Mimarinin günümüzdeki rolünü sorgulayan ilk sorulara konuşmacıların cevapları çok geniş bir alana yayıldı. İnşaat sektörünün tüm CO2 salınımının %40 ından sorumlu olduğunu vurgulayan Anabelle, diğer konuşmacalara nazaran en pratik cevabı verdi. Onun aksine sosyal bir anlatının içerisinden ürettikleri cevaplarla Herwig, mimarinin insanları etkileyhen bir hikayeye sahip olduğunu vurguladı. Libeskind ise benzer bir izlekten genel yargının aksine mimarlığın göçebe bir pratik olduğunu savundu ve The City of God kitabının okunması gerektiğini belirtti.

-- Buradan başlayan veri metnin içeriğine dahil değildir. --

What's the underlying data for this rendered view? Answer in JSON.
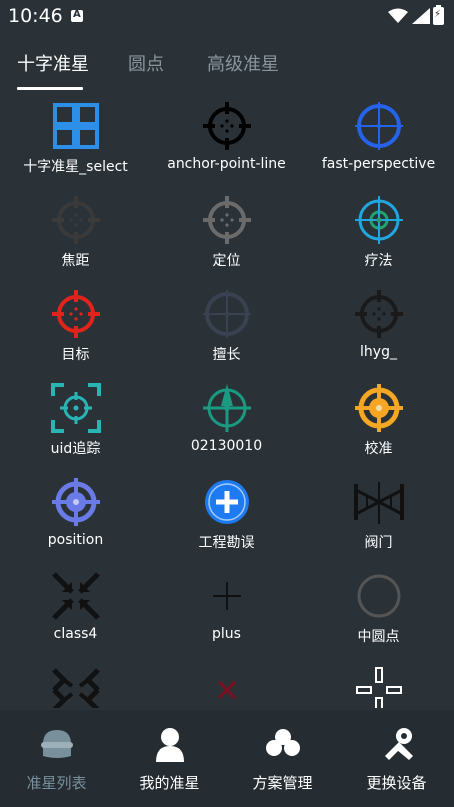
{
  "status": {
    "time": "10:46"
  },
  "tabs": [
    {
      "label": "十字准星"
    },
    {
      "label": "圆点"
    },
    {
      "label": "高级准星"
    }
  ],
  "crosshairs": [
    {
      "label": "十字准星_select",
      "icon": "grid-square-icon",
      "color": "#2e8fe8"
    },
    {
      "label": "anchor-point-line",
      "icon": "crosshair-dots-icon",
      "color": "#000000"
    },
    {
      "label": "fast-perspective",
      "icon": "crosshair-circle-icon",
      "color": "#2563eb"
    },
    {
      "label": "焦距",
      "icon": "crosshair-dots-icon",
      "color": "#3a3a3a"
    },
    {
      "label": "定位",
      "icon": "crosshair-dots-icon",
      "color": "#6b6b6b"
    },
    {
      "label": "疗法",
      "icon": "crosshair-double-icon",
      "color": "#22a6e0"
    },
    {
      "label": "目标",
      "icon": "crosshair-dots-icon",
      "color": "#e0241b"
    },
    {
      "label": "擅长",
      "icon": "crosshair-circle-icon",
      "color": "#3a4150"
    },
    {
      "label": "lhyg_",
      "icon": "crosshair-dots-icon",
      "color": "#1a1a1a"
    },
    {
      "label": "uid追踪",
      "icon": "bracket-target-icon",
      "color": "#2ab5b5"
    },
    {
      "label": "02130010",
      "icon": "arrow-target-icon",
      "color": "#1a9a80"
    },
    {
      "label": "校准",
      "icon": "filled-target-icon",
      "color": "#f5a623"
    },
    {
      "label": "position",
      "icon": "filled-target-icon",
      "color": "#6a7be8"
    },
    {
      "label": "工程勘误",
      "icon": "plus-badge-icon",
      "color": "#1e7af0"
    },
    {
      "label": "阀门",
      "icon": "valve-icon",
      "color": "#111111"
    },
    {
      "label": "class4",
      "icon": "arrows-in-icon",
      "color": "#111111"
    },
    {
      "label": "plus",
      "icon": "plus-thin-icon",
      "color": "#111111"
    },
    {
      "label": "中圆点",
      "icon": "ring-icon",
      "color": "#555555"
    },
    {
      "label": "",
      "icon": "double-arrows-in-icon",
      "color": "#111111"
    },
    {
      "label": "",
      "icon": "x-small-icon",
      "color": "#7a1020"
    },
    {
      "label": "",
      "icon": "gap-cross-icon",
      "color": "#ffffff"
    }
  ],
  "nav": [
    {
      "label": "准星列表",
      "icon": "hat-icon"
    },
    {
      "label": "我的准星",
      "icon": "person-icon"
    },
    {
      "label": "方案管理",
      "icon": "cloud-icon"
    },
    {
      "label": "更换设备",
      "icon": "tools-icon"
    }
  ]
}
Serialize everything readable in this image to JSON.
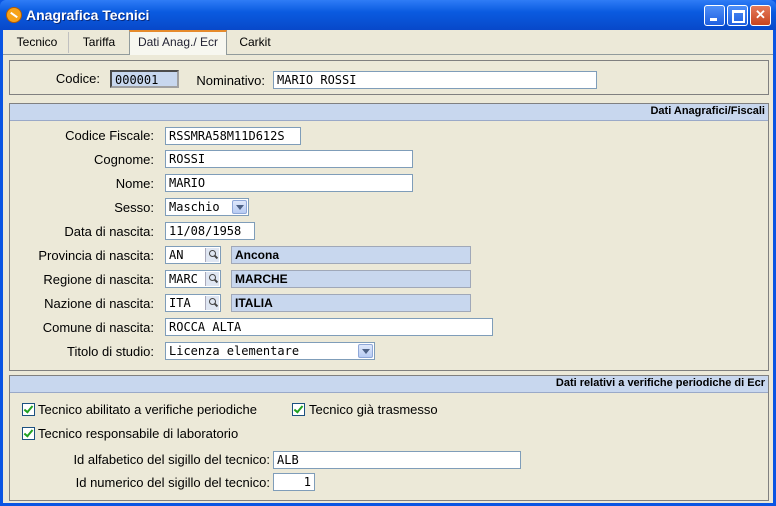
{
  "window": {
    "title": "Anagrafica Tecnici"
  },
  "tabs": [
    "Tecnico",
    "Tariffa",
    "Dati Anag./ Ecr",
    "Carkit"
  ],
  "header": {
    "codice_label": "Codice:",
    "codice_value": "000001",
    "nominativo_label": "Nominativo:",
    "nominativo_value": "MARIO ROSSI"
  },
  "anagrafica": {
    "title": "Dati Anagrafici/Fiscali",
    "codice_fiscale_label": "Codice Fiscale:",
    "codice_fiscale_value": "RSSMRA58M11D612S",
    "cognome_label": "Cognome:",
    "cognome_value": "ROSSI",
    "nome_label": "Nome:",
    "nome_value": "MARIO",
    "sesso_label": "Sesso:",
    "sesso_value": "Maschio",
    "data_nascita_label": "Data di nascita:",
    "data_nascita_value": "11/08/1958",
    "provincia_label": "Provincia di nascita:",
    "provincia_code": "AN",
    "provincia_desc": "Ancona",
    "regione_label": "Regione di nascita:",
    "regione_code": "MARC",
    "regione_desc": "MARCHE",
    "nazione_label": "Nazione di nascita:",
    "nazione_code": "ITA",
    "nazione_desc": "ITALIA",
    "comune_label": "Comune di nascita:",
    "comune_value": "ROCCA ALTA",
    "titolo_label": "Titolo di studio:",
    "titolo_value": "Licenza elementare"
  },
  "ecr": {
    "title": "Dati relativi a verifiche periodiche di Ecr",
    "abilitato_label": "Tecnico abilitato a verifiche periodiche",
    "abilitato_checked": true,
    "trasmesso_label": "Tecnico già trasmesso",
    "trasmesso_checked": true,
    "responsabile_label": "Tecnico responsabile di laboratorio",
    "responsabile_checked": true,
    "id_alfa_label": "Id alfabetico del sigillo del tecnico:",
    "id_alfa_value": "ALB",
    "id_num_label": "Id numerico del sigillo del tecnico:",
    "id_num_value": "1"
  }
}
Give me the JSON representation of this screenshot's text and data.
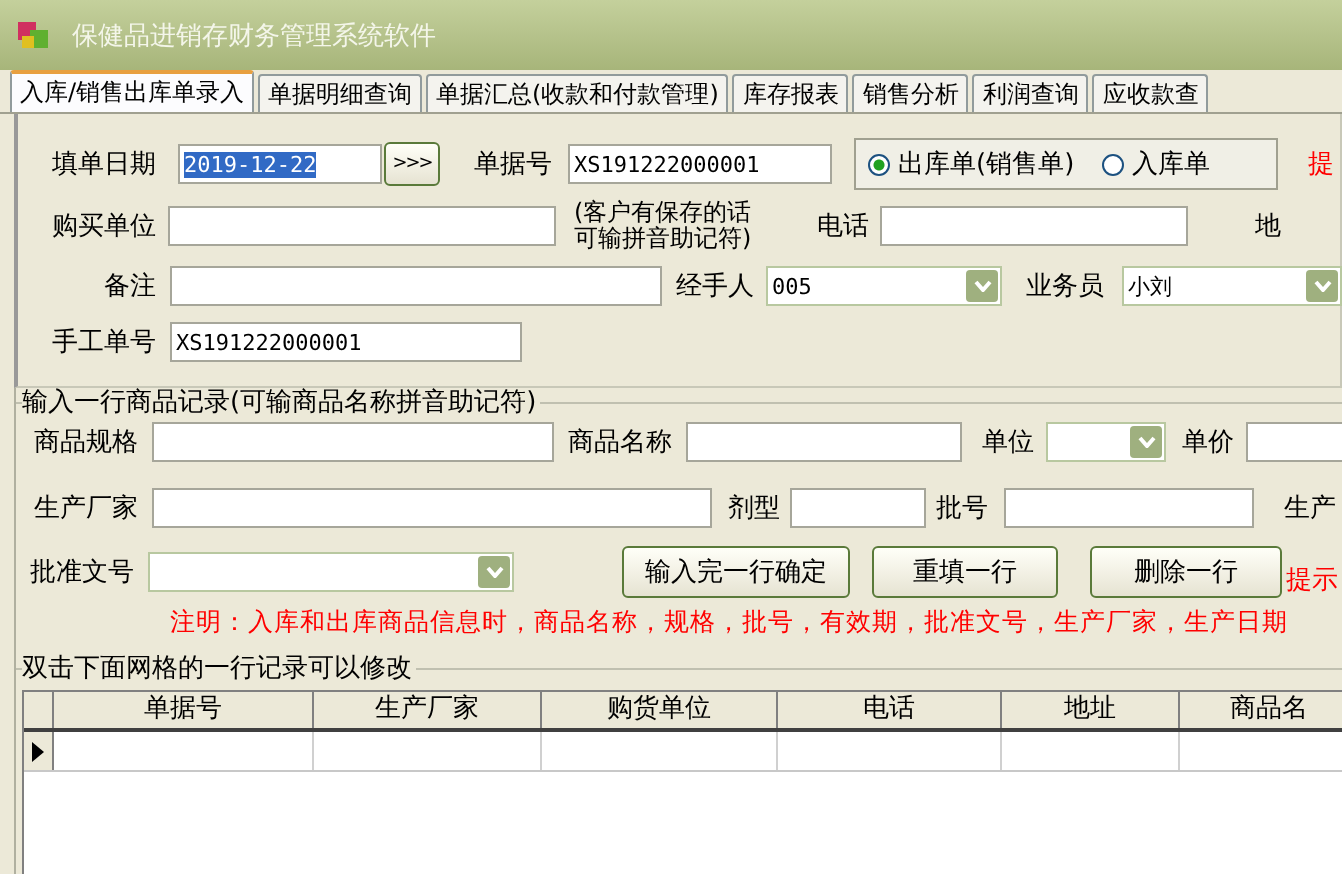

Seyircilerden gelen bir diğer soru ise konuşmacı mimarların tasarım süreçlerinde bir prensip/ideoloji takip edip etmedikleri üzerineydi. Herwig bu sorunun cevabının zaman içerisinde değişiklik gösterdiğini belirterek gençlik zamanlarında daha devrimsel bir perspektife sahip olduğunu belirtti. Ancak Libeskind’in de katıldığı gibi mimarinin asıl meselesinin anlaşılma ve kendi özel formunda bir iletişim olduğunu vurguladılar. Mimarlığın sivil bir pratik olduğunu vurgulayan Libeskind, mimari ürünün kendisini onaylayan bir kitleye ihtiyaç duyduğunu belirtti. Ancak yine de mimarlığın illa ki inşa etmek demek olmadığını ve bu iletişim sürecinde Piranesi örneğini dile getirdi.. Hiçbir yapısı olmamasına rağmen Piranesi’nin mimarları ve dünyayı etkilemeye devam ettiğini belirterek bu soruyu cevaplandırdı.

Mimari pratiğe dair olan son soruda ise konuşmacılardan mimaride anlamak için en çok zaman harcadıkları şeyin ne olduğu soruldu. Herwig Spiegel yine eğlenceli tavrıyla ve yüzünde bir tebessümle mimariyi hala tam anlayamadığını belirtti. Libeskind de bu şakacı üslubü devam ettirerek New York’ta bir ofise ve içindeki çalışanlara nasıl paralarının yettiğine hala anlam veremediklerini belirtti. Anabelle von Reuter ise mimarlığı patriarkiyi yıkmak için nasıl kullanabileceğini anlamak için zaman harcadığını söyleyerek konuşmasını sonlandırdı. Bu cevaplar ile sonlanan konuşmaların ardından, dinleyicilerin birbirleriyle tanışmasına ön ayak olacak bir etkinliğe geçilerek gece sonlandırıldı.